シーズン中の厳しい表情とは打って変わり、矢野監督はすっきりとした穏やかな顔で会見に臨んだ。悔しすぎるCSファイナルS敗退から一夜明け、冒頭に「昨日はさすがにあまり寝られなかった。でも今は気持ち的にはすっきりしています」と笑顔を見せた。
込み上げる思いを抑えることができず、涙で言葉を詰まらせる場面も何度かあった。その一つが4年間の印象深い勝利を問われた時だ。監督就任初年度の2019年6月9日の日本ハム戦。梅野の三盗をきっかけに七回に追い付き、九回は高山、北條が2死からつないで、大腸がんから復活した原口がサヨナラを決めた。
「あの試合はいつ思い出してもジーンとくる。失敗も怖いし、えー……それも理解できるんで、そこで挑戦してくっていうのが、うん…素直にすごいなって思える試合だった」。何度も涙で詰まりながらも、必死に言葉をつないだ。

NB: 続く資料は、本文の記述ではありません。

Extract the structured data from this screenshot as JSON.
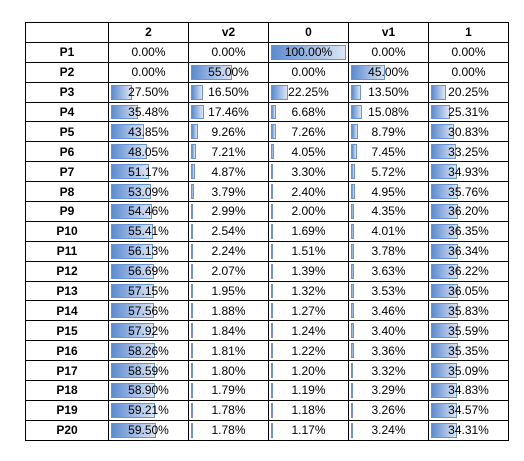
{
  "table": {
    "columns": [
      "2",
      "v2",
      "0",
      "v1",
      "1"
    ],
    "rows": [
      [
        "P1",
        "0.00%",
        "0.00%",
        "100.00%",
        "0.00%",
        "0.00%"
      ],
      [
        "P2",
        "0.00%",
        "55.00%",
        "0.00%",
        "45.00%",
        "0.00%"
      ],
      [
        "P3",
        "27.50%",
        "16.50%",
        "22.25%",
        "13.50%",
        "20.25%"
      ],
      [
        "P4",
        "35.48%",
        "17.46%",
        "6.68%",
        "15.08%",
        "25.31%"
      ],
      [
        "P5",
        "43.85%",
        "9.26%",
        "7.26%",
        "8.79%",
        "30.83%"
      ],
      [
        "P6",
        "48.05%",
        "7.21%",
        "4.05%",
        "7.45%",
        "33.25%"
      ],
      [
        "P7",
        "51.17%",
        "4.87%",
        "3.30%",
        "5.72%",
        "34.93%"
      ],
      [
        "P8",
        "53.09%",
        "3.79%",
        "2.40%",
        "4.95%",
        "35.76%"
      ],
      [
        "P9",
        "54.46%",
        "2.99%",
        "2.00%",
        "4.35%",
        "36.20%"
      ],
      [
        "P10",
        "55.41%",
        "2.54%",
        "1.69%",
        "4.01%",
        "36.35%"
      ],
      [
        "P11",
        "56.13%",
        "2.24%",
        "1.51%",
        "3.78%",
        "36.34%"
      ],
      [
        "P12",
        "56.69%",
        "2.07%",
        "1.39%",
        "3.63%",
        "36.22%"
      ],
      [
        "P13",
        "57.15%",
        "1.95%",
        "1.32%",
        "3.53%",
        "36.05%"
      ],
      [
        "P14",
        "57.56%",
        "1.88%",
        "1.27%",
        "3.46%",
        "35.83%"
      ],
      [
        "P15",
        "57.92%",
        "1.84%",
        "1.24%",
        "3.40%",
        "35.59%"
      ],
      [
        "P16",
        "58.26%",
        "1.81%",
        "1.22%",
        "3.36%",
        "35.35%"
      ],
      [
        "P17",
        "58.59%",
        "1.80%",
        "1.20%",
        "3.32%",
        "35.09%"
      ],
      [
        "P18",
        "58.90%",
        "1.79%",
        "1.19%",
        "3.29%",
        "34.83%"
      ],
      [
        "P19",
        "59.21%",
        "1.78%",
        "1.18%",
        "3.26%",
        "34.57%"
      ],
      [
        "P20",
        "59.50%",
        "1.78%",
        "1.17%",
        "3.24%",
        "34.31%"
      ]
    ]
  }
}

キャンプイン前日の退任表明は「結果的に開幕のスタートにつまずく原因になった可能性もある。迷惑をかけてしまったというのは、素直な部分ではあります」と振り返る。
それでも「夢と理想を語りながらやる野球は貫けた、やり切ったという思いはある」とうなずき、「リーグ優勝も日本一もできなかった悔しさも同時にあるが、『強いチーム』は作れませんでしたけど、本当に一丸となって『良いチーム』は作れたかなと思う」と胸を張った。
2軍監督で2年、1軍監督で4年。“教え子”の戦いは続いていく。「ファンの皆さんには、可能性のある選手がいると実感してもらえたと思う。来年以降が本当に楽しみ」。現役時代も合わせて合計20年のタテジマ生活。岡田新監督の下で選手が躍動する姿を思い描き、最後は笑顔でピリオドを打った。